Takich pomadek używają także: fotografka Lidia Popiel, bizneswoman Ewa Wajnert, aktorki Małgorzata Kożuchowska i Ada Fijał, która uczyniła z niej swój znak rozpoznawczy. - Moja babcia od zawsze była wielbicielką kobiecej klasyki. Malowała usta na kolor czerwony, używając też szminki jako różu do policzków. Podpatrzyłam u niej parę trików - opowiada Fijał. 

Kicz czy flaga

- Zielone światło dla czerwieni zapaliło się w Polsce cztery, pięć lat temu - mówi Sergiusz Osmański. - Jak w większości krajów na świecie, tak i u nas z roku na rok wzrasta liczba sprzedanych pomadek. W Polsce dzieje się tak głównie dzięki młodym kobietom, które stosują czerwień bez obciążenia i kompleksów. Starszym pokoleniom kojarzy się ona z wulgarnością, z kiczem albo, co gorsza, z ulubionym kolorem szczęśliwie minionego systemu politycznego. Pomógł też na pewno światowy trend, który pozwala łączyć elementy sportowe z eleganckimi, czyli np. włożyć marynarkę do sneakersów czy właśnie pomalować usta czerwoną pomadką i zamiast wieczorowej sukienki wybrać luźną bluzę. Osmański cieszy się, bo coraz częściej obserwuje w Polsce rytuał, który obowiązuje we francuskich rodzinach. - To babcia lub matka daje pierwszą szminkę swojej wnuczce lub córce - podkreśla. I podpowiada: - Dla znakomitej większości Polek idealnym odcieniem jest zimna czerwień z minimalną poświatą błękitu. 

Nałóż szminkę i atakuj!

- Choć to rzecz ponadczasowa, przekonałam się do niej dosyć późno. Trzy lata temu w drogerii podeszła do mnie ekspedientka, od razu zwracając moją uwagę niesamowitym kolorem ust - opowiada aktorka Anna Prus, którą w tym roku zobaczymy w filmie "Dywizjon 303" (reż. Denis Delić i Wiesław Saniewski) oraz w serialu "Przyjaciółki" (Polsat). - Zapytałam ją, co to za pomadka, a ona z uśmiechem odpowiedziała: "Oczywiście Chanel, Rouge Allure, ulubiony odcień Marilyn Monroe". Wtedy właśnie kupiłam swoją pierwszą czerwoną szminkę. Potem przeczytałam, że Coco Chanel mawiała: jeśli jesteś smutna, nałóż więcej szminki i atakuj! Coś w tym jest. Ona zawsze w magiczny sposób dodaje mi pewności siebie. Ale nie używam jej zbyt często. Traktuję podobnie jak parę pięknych, drogich szpilek, które zakładam jedynie na specjalne okazje. 

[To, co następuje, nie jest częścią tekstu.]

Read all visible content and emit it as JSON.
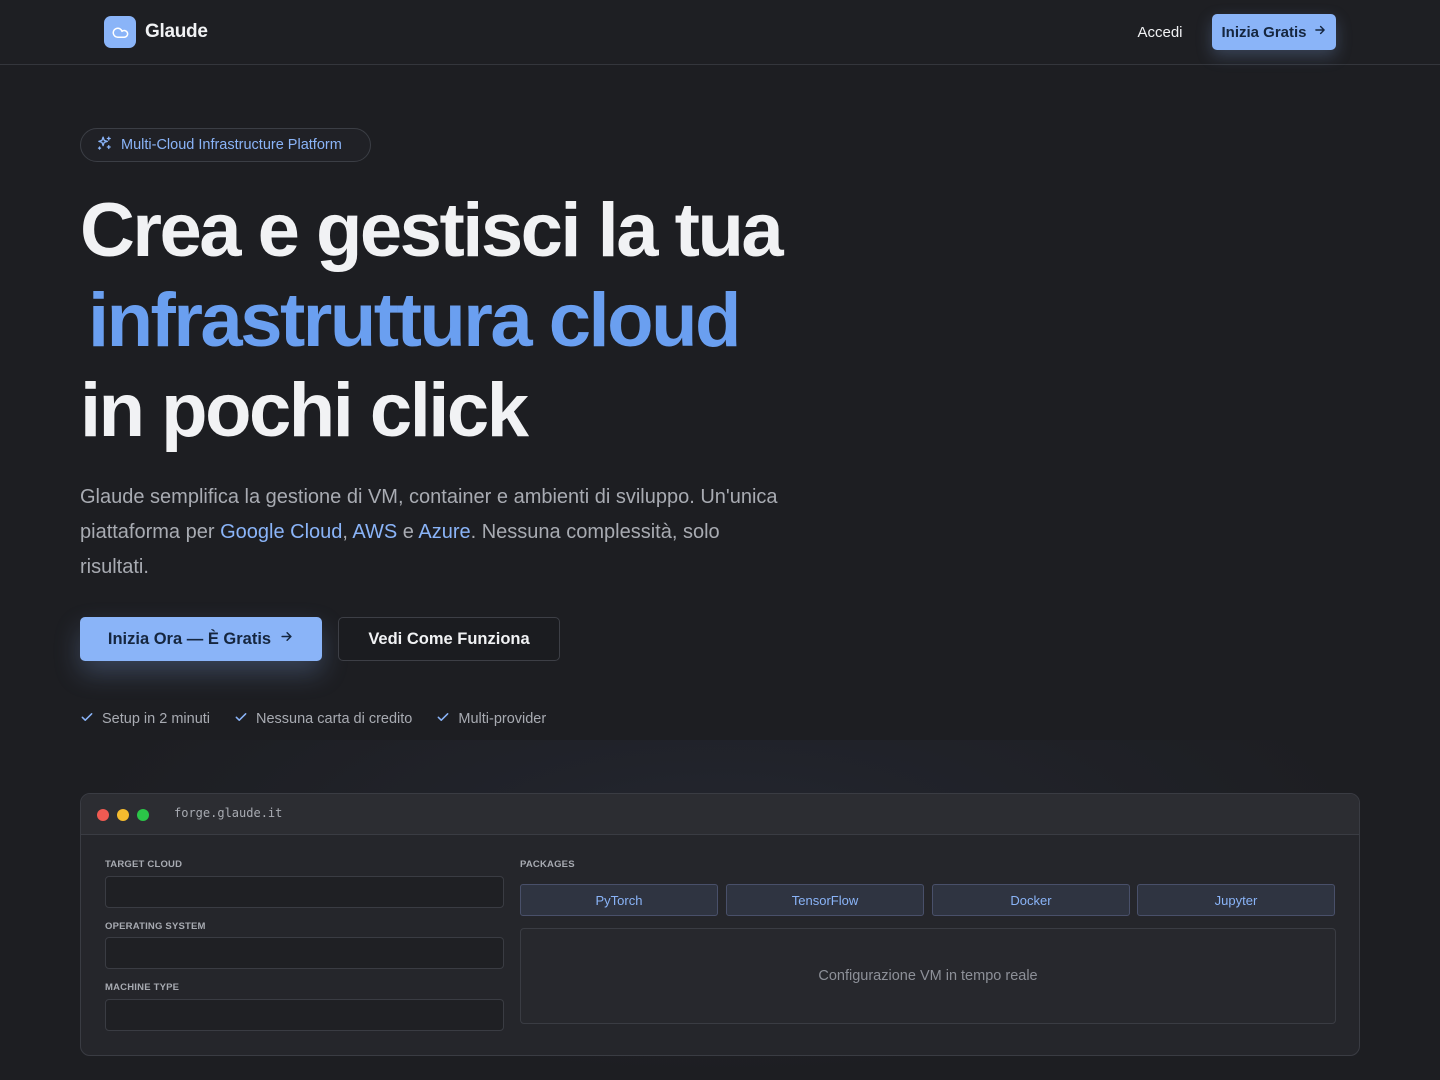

Sergiusz Osmański wspomina, jak kilkanaście lat temu do Polski przyleciała supermodelka Helena Christensen, aby uświetnić galę Lexus Fashion Night. Był wtedy wizażystą. - Zaproponowałem jej "nagą" twarz z czerwoną szminką. Odmówiła. Nigdy przedtem nie pozwoliła pomalować sobie ust na ten kolor. Ale ja jej nie posłuchałem, podkreśliłem naturalne piegi Heleny, zostawiłem złotą poświatę na skórze, lekko wytuszowałem rzęsy i położyłem na usta czerwony mat. Wyszła na wybieg bez mrugnięcia okiem. Ciekawe, czy jeszcze pamięta Polaka, który przekonał ją do czerwieni? - uśmiecha się Osmański. I dodaje, że z perspektywy makijażysty "ubranie" kobiety w czerwoną pomadkę daje efekt pełnego makijażu, osiągnięty nikłym nakładem środków. Jednocześnie ostrzega przed nieodpowiednim doborem odcienia, bo "czerwień potrafi być killerem". Źle dobrana zażółca zęby, podkreśla zmęczenie i niedoskonałości cery. 

Kropka nad i

Kiedyś obowiązywała zasada, że czerwona pomadka jest zarezerwowana na wielkie wyjścia. A dziś nosimy ją od rana. Tylko wersja błyszcząca wciąż lepsza jest na wieczór. - Z jednej strony nadal możemy zrobić perfekcyjny makijaż z użyciem konturówki, podkładu, pudru i szminki, która da efekt doklejonych ust, a z drugiej strony coraz częściej kobiety, wzorem Francuzek, nabierają opuszką palca odrobinę pomadki, wklepują ją w wargi i pędzą dalej. Obie wersje wyglądają świetnie - dodaje Osmański. Ada Fijał tak wyznaje swoją miłość do czerwonej szminki: - Kocham ją, bo kojarzy mi się z namiętnością, obietnicą i spełnieniem. Jest idealnym sposobem na podkreślenie osobowości. Podkreśleniem na czerwono!  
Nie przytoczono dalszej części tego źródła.